仙台の行政書士より250207心のメッセージ
本日は午前中、東北学院大学学生インターンシップの受け入れ打ち合わせ会に出席いたします。また午後は、シャロームの会スタッフ研修会とリーダー打ち合わせ会に出席いたします。
今日は、籠井淑江先生の言葉のご紹介です。
〈あなたの好きなものは何?〉
私にとってこの質問は、小学校教諭時代、子どもと仲良くなる入り口の一つでした。ところが、好きなものも楽しいことも言えない子どもがいます。次に問いかけたのは、「あなたが楽に出来る事は何?」でした。3年生のA君の答えは、「味噌汁を作ること」「味噌汁を食べる家族の笑顔が好き」でした。
A君は、緊張感の張り詰めた家族の中で必死に生きていました。味噌汁でそれを緩和させる。A君の健気さに胸が痛くなりました。たかが担任の私にできることなどあまりありません。

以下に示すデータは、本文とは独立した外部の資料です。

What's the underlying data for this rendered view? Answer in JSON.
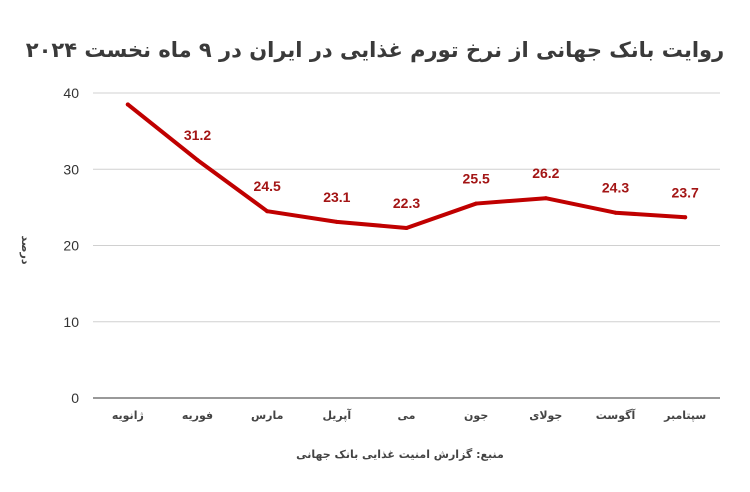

それでも「犯罪を犯しても、どこか一カ所でも居場所のある子は立ち直れる」という少年鑑別所の精神科医の言葉を思い出し、私のできることを探してみました。毎週1回はその子と一緒に帰る。時にはお母さんと話す。その子のいいところを伝える。お母さんのいいところをみつける。話を聴かせていただく。そして、自分がその子の居場所になる。
そんな小さな事を繰り返すうちに、その子が私の膝に座るようになったのです。他の子も順に座ります。A君が膝を譲れない時には、他の子は待ってくれました。子どもたちの底なしの優しさに、どれほど彼は力をもらったことでしょう。そして、私も。
A君が今、どこでどうしているのかは分かりません。けれども、あの時のみんなの温かさは、A君を今も包んでいるのだと信じています。あなたに居場所はありますか?あなたは、誰かの居場所になっていますか?